Big Kenny Alphin of Big and Rich Last Dollar personal recording studio profiled in Mix February 2010 issue by Peter Cooper


“Big Kenny” Alphin, of Big & Rich fame, in his inappropriately named Last Dollar Studio

Welcome to the University of Creativity,” says Kenny Alphin, best known as Big Kenny, first of country duo Big & Rich and lately the author of genre-skewering solo album The Quiet Times of a Rock and Roll Farmboy. “These are the laboratories of peace, positivity and tranquility.”

Having said that, Alphin smiles and opens his arms, simultaneously acknowledging the campy nature of his proclamations and underscoring a genuine sincerity of intent. With the help of pros, including famed acoustician and designer Michael Cronin and engineer Chris Stone, Alphin built The Last Dollar Studio on his Nashville property, and since the studio’s summer 2008 completion he has been working tirelessly there on audio, visual and combo projects.

“They’re working around the clock,” Cronin says. “They’re like Oompa Loompas over there, man.”

Last Dollar is an 860-square-foot 5.1 mix room, with a 600-square-foot tracking room stacked on top of it. The studio’s centerpiece would be the API Legacy Plus console, except that there’s really no such thing as a centerpiece at Last Dollar. There is original art on the walls, there are numerous instruments around, there are massive, custom-built ATC monitors in the wall, and there are couches and kibitz-spots that make the tracking room as viable for parties as for recording.

“The whole thing started out that I was going to build a church,” Alphin says. “I wanted it to be solid: slate roof, concrete walls and brick. And for a studio, it couldn’t work any better than that. Now, it looks like a church, but it’s a place to create, which makes it feel even more like a church to me.

“I’m on the road so much, and when I get home I like to be around my family,” he continues. “I was raised on a farm in Virginia, and I could always go out to the shop and be with my dad. I learned a lot from him and all the men around him, and it’s the same thing here. Creative people are here all the time. But the main thing for me is that I get to have a regular life.”

“Regular” is relative. Last Dollar is as idiosyncratic a studio as exists in Nashville. True, the mixing room is based on the Cronin-designed Studio F at Blackbird, where Big & Rich often recorded. But the upstairs tracking room is highly unusual in Music City, and the vibe is unlike anything in town. “It’s a pretty trippy place, all the way down to the lighting,” Cronin says. “There are 16 million variations of color in the lighting. It’s any color imaginable, except for white.”
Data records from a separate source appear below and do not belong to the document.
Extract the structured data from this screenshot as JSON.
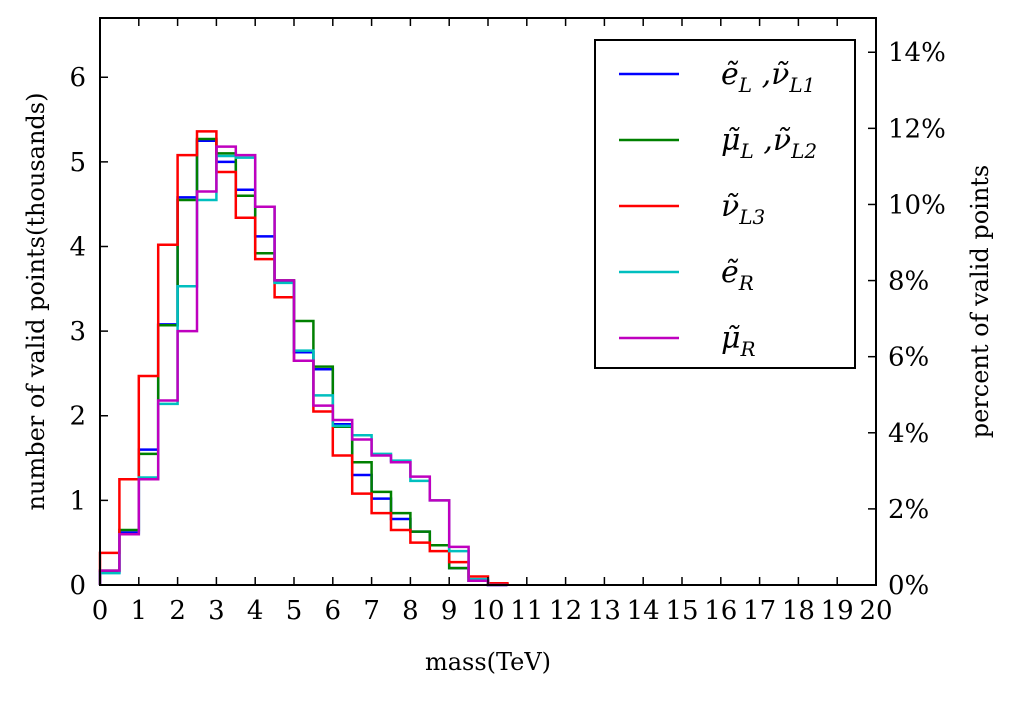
{
  "chart_data": {
    "type": "histogram-step",
    "xlabel": "mass(TeV)",
    "ylabel": "number of valid points(thousands)",
    "ylabel_right": "percent of valid points",
    "xlim": [
      0,
      20
    ],
    "ylim": [
      0,
      6.7
    ],
    "y2lim": [
      0,
      14.9
    ],
    "bin_width": 0.5,
    "x_ticks": [
      "0",
      "1",
      "2",
      "3",
      "4",
      "5",
      "6",
      "7",
      "8",
      "9",
      "10",
      "11",
      "12",
      "13",
      "14",
      "15",
      "16",
      "17",
      "18",
      "19",
      "20"
    ],
    "y_ticks": [
      "0",
      "1",
      "2",
      "3",
      "4",
      "5",
      "6"
    ],
    "y2_ticks": [
      "0%",
      "2%",
      "4%",
      "6%",
      "8%",
      "10%",
      "12%",
      "14%"
    ],
    "legend_position": "top-right",
    "series": [
      {
        "name_main": "ẽ",
        "name_sub": "L",
        "name_sep": " ,",
        "name_main2": "ν̃",
        "name_sub2": "L1",
        "color": "#0000ff",
        "values": [
          0.15,
          0.62,
          1.6,
          3.08,
          4.58,
          5.25,
          5.0,
          4.67,
          4.12,
          3.58,
          2.75,
          2.55,
          1.9,
          1.3,
          1.02,
          0.78,
          0.63,
          0.47,
          0.2,
          0.05,
          0.0
        ]
      },
      {
        "name_main": "μ̃",
        "name_sub": "L",
        "name_sep": " ,",
        "name_main2": "ν̃",
        "name_sub2": "L2",
        "color": "#008000",
        "values": [
          0.17,
          0.65,
          1.55,
          3.07,
          4.55,
          5.27,
          5.1,
          4.6,
          3.92,
          3.6,
          3.12,
          2.58,
          1.87,
          1.45,
          1.1,
          0.85,
          0.63,
          0.47,
          0.2,
          0.05,
          0.01
        ]
      },
      {
        "name_main": "ν̃",
        "name_sub": "L3",
        "name_sep": "",
        "name_main2": "",
        "name_sub2": "",
        "color": "#ff0000",
        "values": [
          0.38,
          1.25,
          2.47,
          4.02,
          5.08,
          5.36,
          4.88,
          4.34,
          3.85,
          3.4,
          2.65,
          2.05,
          1.53,
          1.08,
          0.85,
          0.65,
          0.5,
          0.4,
          0.27,
          0.1,
          0.02
        ]
      },
      {
        "name_main": "ẽ",
        "name_sub": "R",
        "name_sep": "",
        "name_main2": "",
        "name_sub2": "",
        "color": "#00bfbf",
        "values": [
          0.14,
          0.6,
          1.27,
          2.14,
          3.53,
          4.55,
          5.07,
          5.05,
          4.47,
          3.57,
          2.77,
          2.24,
          1.88,
          1.77,
          1.55,
          1.47,
          1.23,
          1.0,
          0.4,
          0.07,
          0.0
        ]
      },
      {
        "name_main": "μ̃",
        "name_sub": "R",
        "name_sep": "",
        "name_main2": "",
        "name_sub2": "",
        "color": "#bf00bf",
        "values": [
          0.17,
          0.6,
          1.25,
          2.18,
          3.0,
          4.65,
          5.18,
          5.08,
          4.47,
          3.6,
          2.65,
          2.12,
          1.95,
          1.72,
          1.53,
          1.45,
          1.28,
          1.0,
          0.45,
          0.05,
          0.0
        ]
      }
    ]
  }
}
During the construction phase, Alphin’s background as a general contractor aided him in elaborating on ideas with Cronin. Though he owns substantial property on Nashville’s west side, Alphin wanted to build up rather than out, and he needed to make sure that his neighbors weren’t disturbed by any amped-up sessions. Cronin had built several “stacked studios,” usually for post-production work, and he determined that Alphin could achieve adequate isolation by using a floating concrete system. Video cameras upstairs feed images of the recording musicians to a large screen in the control room, and the whole thing is tricked out to allow (and encourage) Alphin to indulge his frenetic creativity, which includes film and animation efforts.

“It will ultimately become my personal broadcasting facility,” Alphin says. “And it’s also a space that I can come in and listen to music in its most pristine form. I looked at it like a farmer buying a combine: ‘Is this the right horsepower? Will it last me for the next 10 years?’ The connection between artist and fan is getting closer, and it’s going to get to the point where I can be making music and you’ll be listening to it and watching as it is recorded, live. We can do that here.”
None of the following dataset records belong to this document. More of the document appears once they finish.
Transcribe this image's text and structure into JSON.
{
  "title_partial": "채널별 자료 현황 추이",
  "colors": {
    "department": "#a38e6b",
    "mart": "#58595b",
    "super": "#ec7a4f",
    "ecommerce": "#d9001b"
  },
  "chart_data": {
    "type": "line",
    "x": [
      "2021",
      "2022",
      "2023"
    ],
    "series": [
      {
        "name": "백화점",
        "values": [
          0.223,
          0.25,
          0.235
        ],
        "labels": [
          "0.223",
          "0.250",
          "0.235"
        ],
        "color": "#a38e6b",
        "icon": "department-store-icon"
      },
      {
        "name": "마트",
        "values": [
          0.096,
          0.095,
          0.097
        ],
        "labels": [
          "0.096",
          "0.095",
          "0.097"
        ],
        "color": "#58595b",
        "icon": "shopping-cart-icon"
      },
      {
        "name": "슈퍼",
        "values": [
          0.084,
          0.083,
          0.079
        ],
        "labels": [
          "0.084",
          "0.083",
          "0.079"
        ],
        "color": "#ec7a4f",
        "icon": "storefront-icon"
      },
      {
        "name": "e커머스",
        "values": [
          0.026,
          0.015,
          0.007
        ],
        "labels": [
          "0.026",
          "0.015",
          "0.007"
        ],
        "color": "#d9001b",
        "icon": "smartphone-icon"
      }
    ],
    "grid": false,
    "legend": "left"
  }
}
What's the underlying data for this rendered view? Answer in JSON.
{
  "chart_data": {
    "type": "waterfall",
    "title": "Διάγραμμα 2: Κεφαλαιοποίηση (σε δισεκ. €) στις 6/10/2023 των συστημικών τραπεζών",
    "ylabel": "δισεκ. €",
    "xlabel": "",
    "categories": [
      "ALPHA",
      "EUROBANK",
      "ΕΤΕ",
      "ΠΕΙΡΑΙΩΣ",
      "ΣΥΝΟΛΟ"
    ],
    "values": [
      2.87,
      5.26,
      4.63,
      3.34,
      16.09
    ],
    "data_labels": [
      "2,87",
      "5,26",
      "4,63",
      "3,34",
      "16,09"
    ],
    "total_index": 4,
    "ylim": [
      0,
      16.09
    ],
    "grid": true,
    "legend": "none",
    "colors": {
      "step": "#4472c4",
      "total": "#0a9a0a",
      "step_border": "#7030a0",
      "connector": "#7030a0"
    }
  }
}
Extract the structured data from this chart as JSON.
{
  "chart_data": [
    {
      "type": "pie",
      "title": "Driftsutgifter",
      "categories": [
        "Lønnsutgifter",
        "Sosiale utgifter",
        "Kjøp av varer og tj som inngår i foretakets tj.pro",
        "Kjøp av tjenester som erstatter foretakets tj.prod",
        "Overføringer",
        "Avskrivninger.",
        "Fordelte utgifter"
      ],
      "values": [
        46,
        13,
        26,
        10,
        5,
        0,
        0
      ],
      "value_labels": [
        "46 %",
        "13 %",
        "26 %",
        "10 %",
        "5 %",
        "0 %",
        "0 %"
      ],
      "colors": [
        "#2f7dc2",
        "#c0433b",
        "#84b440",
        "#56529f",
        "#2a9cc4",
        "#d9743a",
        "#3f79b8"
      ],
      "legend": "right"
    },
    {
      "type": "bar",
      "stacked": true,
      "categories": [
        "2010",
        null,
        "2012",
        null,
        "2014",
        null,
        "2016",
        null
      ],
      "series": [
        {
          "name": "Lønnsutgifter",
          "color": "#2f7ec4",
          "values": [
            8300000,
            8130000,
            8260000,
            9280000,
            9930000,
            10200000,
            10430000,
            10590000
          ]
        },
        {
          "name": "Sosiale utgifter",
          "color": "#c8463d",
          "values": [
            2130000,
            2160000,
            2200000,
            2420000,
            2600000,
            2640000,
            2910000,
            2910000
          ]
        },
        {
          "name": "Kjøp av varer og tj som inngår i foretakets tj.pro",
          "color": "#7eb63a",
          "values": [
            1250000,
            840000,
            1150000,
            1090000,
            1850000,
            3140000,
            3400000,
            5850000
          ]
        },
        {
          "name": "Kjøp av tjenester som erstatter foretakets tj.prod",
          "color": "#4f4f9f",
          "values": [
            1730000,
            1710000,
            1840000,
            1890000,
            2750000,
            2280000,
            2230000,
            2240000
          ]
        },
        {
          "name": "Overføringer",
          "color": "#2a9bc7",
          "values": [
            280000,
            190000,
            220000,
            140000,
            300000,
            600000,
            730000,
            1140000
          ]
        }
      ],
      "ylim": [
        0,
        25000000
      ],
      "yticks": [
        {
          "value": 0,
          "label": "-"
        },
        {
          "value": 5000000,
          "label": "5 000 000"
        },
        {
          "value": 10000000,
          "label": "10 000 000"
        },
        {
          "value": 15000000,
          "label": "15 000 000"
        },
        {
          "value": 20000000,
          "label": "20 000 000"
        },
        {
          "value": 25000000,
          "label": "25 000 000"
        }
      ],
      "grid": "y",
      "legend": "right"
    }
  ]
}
The control room has three isolation booths, and a piano and drum set that stay miked up (Alphin writes and demos hundreds of songs each year, so there’s not much down time). Alphin records to Pro Tools HD, usually going through a Millennia HV-3D preamp designed to capture subtlety and detail rather than to color the sound of drums, guitars or vocals. The studio isn’t open to the general public, but Alphin’s friends often use it when he’s on the road. “I don’t want to be in the studio business,” he says. “This is all to inspire, and to be a meeting place where people share ideas, learn from each other and lift each other up.”
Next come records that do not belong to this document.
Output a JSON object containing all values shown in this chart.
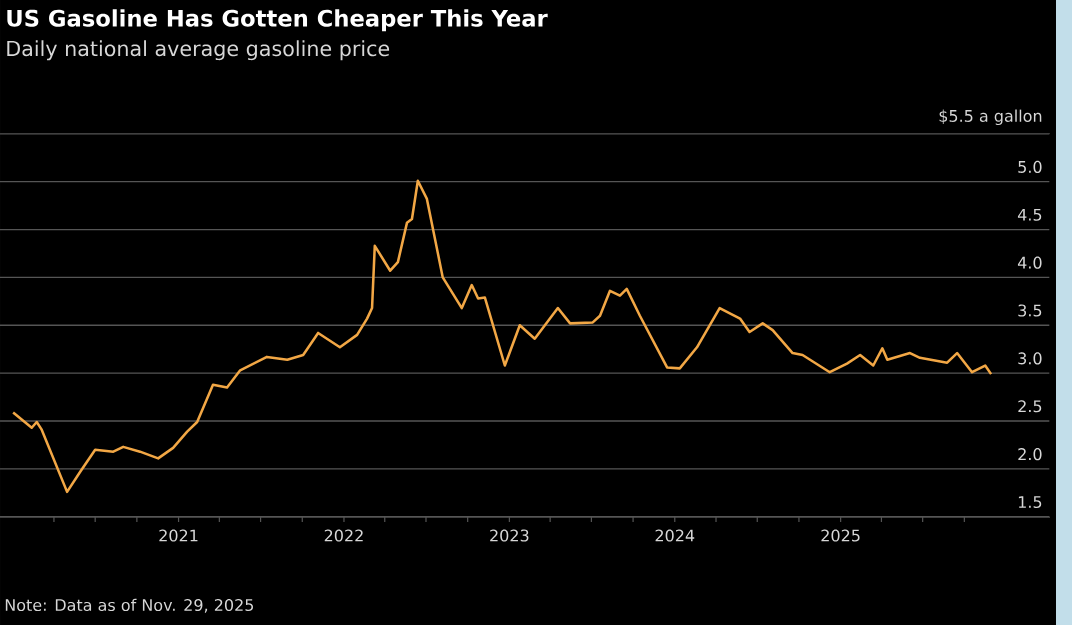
{
  "chart_data": {
    "type": "line",
    "title": "US Gasoline Has Gotten Cheaper This Year",
    "subtitle": "Daily national average gasoline price",
    "annotations": [
      "Note: Data as of Nov. 29, 2025"
    ],
    "x": [
      "2020-01-02",
      "2020-02-12",
      "2020-02-23",
      "2020-03-05",
      "2020-04-30",
      "2020-05-29",
      "2020-07-01",
      "2020-08-10",
      "2020-09-01",
      "2020-10-08",
      "2020-11-17",
      "2020-12-20",
      "2021-01-20",
      "2021-02-11",
      "2021-03-18",
      "2021-04-18",
      "2021-05-17",
      "2021-07-15",
      "2021-08-29",
      "2021-10-03",
      "2021-11-05",
      "2021-12-23",
      "2022-01-30",
      "2022-02-21",
      "2022-03-04",
      "2022-03-10",
      "2022-04-13",
      "2022-04-30",
      "2022-05-20",
      "2022-05-31",
      "2022-06-13",
      "2022-07-03",
      "2022-08-07",
      "2022-09-18",
      "2022-10-10",
      "2022-10-24",
      "2022-11-08",
      "2022-12-22",
      "2023-01-24",
      "2023-02-26",
      "2023-04-18",
      "2023-05-15",
      "2023-07-04",
      "2023-07-20",
      "2023-08-11",
      "2023-09-02",
      "2023-09-17",
      "2023-10-16",
      "2023-12-15",
      "2024-01-12",
      "2024-02-19",
      "2024-04-09",
      "2024-05-24",
      "2024-06-14",
      "2024-07-13",
      "2024-08-04",
      "2024-09-17",
      "2024-10-09",
      "2024-12-08",
      "2025-01-15",
      "2025-02-13",
      "2025-03-14",
      "2025-04-03",
      "2025-04-14",
      "2025-06-03",
      "2025-06-25",
      "2025-08-24",
      "2025-09-15",
      "2025-10-18",
      "2025-11-16",
      "2025-11-29"
    ],
    "series": [
      {
        "color": "#f2a745",
        "values": [
          2.59,
          2.43,
          2.49,
          2.41,
          1.76,
          1.97,
          2.2,
          2.18,
          2.23,
          2.18,
          2.11,
          2.22,
          2.39,
          2.49,
          2.88,
          2.85,
          3.03,
          3.17,
          3.14,
          3.19,
          3.42,
          3.27,
          3.4,
          3.57,
          3.68,
          4.33,
          4.07,
          4.16,
          4.57,
          4.61,
          5.01,
          4.82,
          4.0,
          3.68,
          3.92,
          3.78,
          3.79,
          3.08,
          3.5,
          3.36,
          3.68,
          3.52,
          3.53,
          3.6,
          3.86,
          3.81,
          3.88,
          3.6,
          3.06,
          3.05,
          3.27,
          3.68,
          3.57,
          3.43,
          3.52,
          3.45,
          3.21,
          3.19,
          3.01,
          3.1,
          3.19,
          3.08,
          3.26,
          3.14,
          3.21,
          3.16,
          3.11,
          3.21,
          3.01,
          3.08,
          2.99
        ]
      }
    ],
    "xlim": [
      "2019-12-04",
      "2026-04-08"
    ],
    "xticks": [
      {
        "value": "2020-04-01",
        "label": null
      },
      {
        "value": "2020-07-01",
        "label": null
      },
      {
        "value": "2020-10-01",
        "label": null
      },
      {
        "value": "2021-01-01",
        "label": "2021"
      },
      {
        "value": "2021-04-01",
        "label": null
      },
      {
        "value": "2021-07-01",
        "label": null
      },
      {
        "value": "2021-10-01",
        "label": null
      },
      {
        "value": "2022-01-01",
        "label": "2022"
      },
      {
        "value": "2022-04-01",
        "label": null
      },
      {
        "value": "2022-07-01",
        "label": null
      },
      {
        "value": "2022-10-01",
        "label": null
      },
      {
        "value": "2023-01-01",
        "label": "2023"
      },
      {
        "value": "2023-04-01",
        "label": null
      },
      {
        "value": "2023-07-01",
        "label": null
      },
      {
        "value": "2023-10-01",
        "label": null
      },
      {
        "value": "2024-01-01",
        "label": "2024"
      },
      {
        "value": "2024-04-01",
        "label": null
      },
      {
        "value": "2024-07-01",
        "label": null
      },
      {
        "value": "2024-10-01",
        "label": null
      },
      {
        "value": "2025-01-01",
        "label": "2025"
      },
      {
        "value": "2025-04-01",
        "label": null
      },
      {
        "value": "2025-07-01",
        "label": null
      },
      {
        "value": "2025-10-01",
        "label": null
      }
    ],
    "ylim": [
      1.5,
      5.5
    ],
    "yticks": [
      1.5,
      {
        "value": 2,
        "label": "2.0"
      },
      2.5,
      {
        "value": 3,
        "label": "3.0"
      },
      3.5,
      {
        "value": 4,
        "label": "4.0"
      },
      4.5,
      {
        "value": 5,
        "label": "5.0"
      },
      {
        "value": 5.5,
        "label": "$5.5 a gallon"
      }
    ],
    "grid": "y",
    "marker": "none",
    "line_style": "solid"
  }
}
Cronin says he has lately seen an uptick in the building of custom, private studios. In late 2009, he was busy working on one for Taylor Swift, and he has built studios for Sheryl Crow, producer Byron Gallimore and hit songwriters Chris Lindsey and Aimee Mayo. “Some of these people are married with kids, and all of them work hard, constantly,” Cronin notes. “They want to be able to stay creative when they’re at home, without disrupting their home life. Plus, it’s hard to create when you’re paying someone else by the hour. But you have to be really doing business to pull this off. This ain’t a toy. This is a world-class studio. This is the full monty.”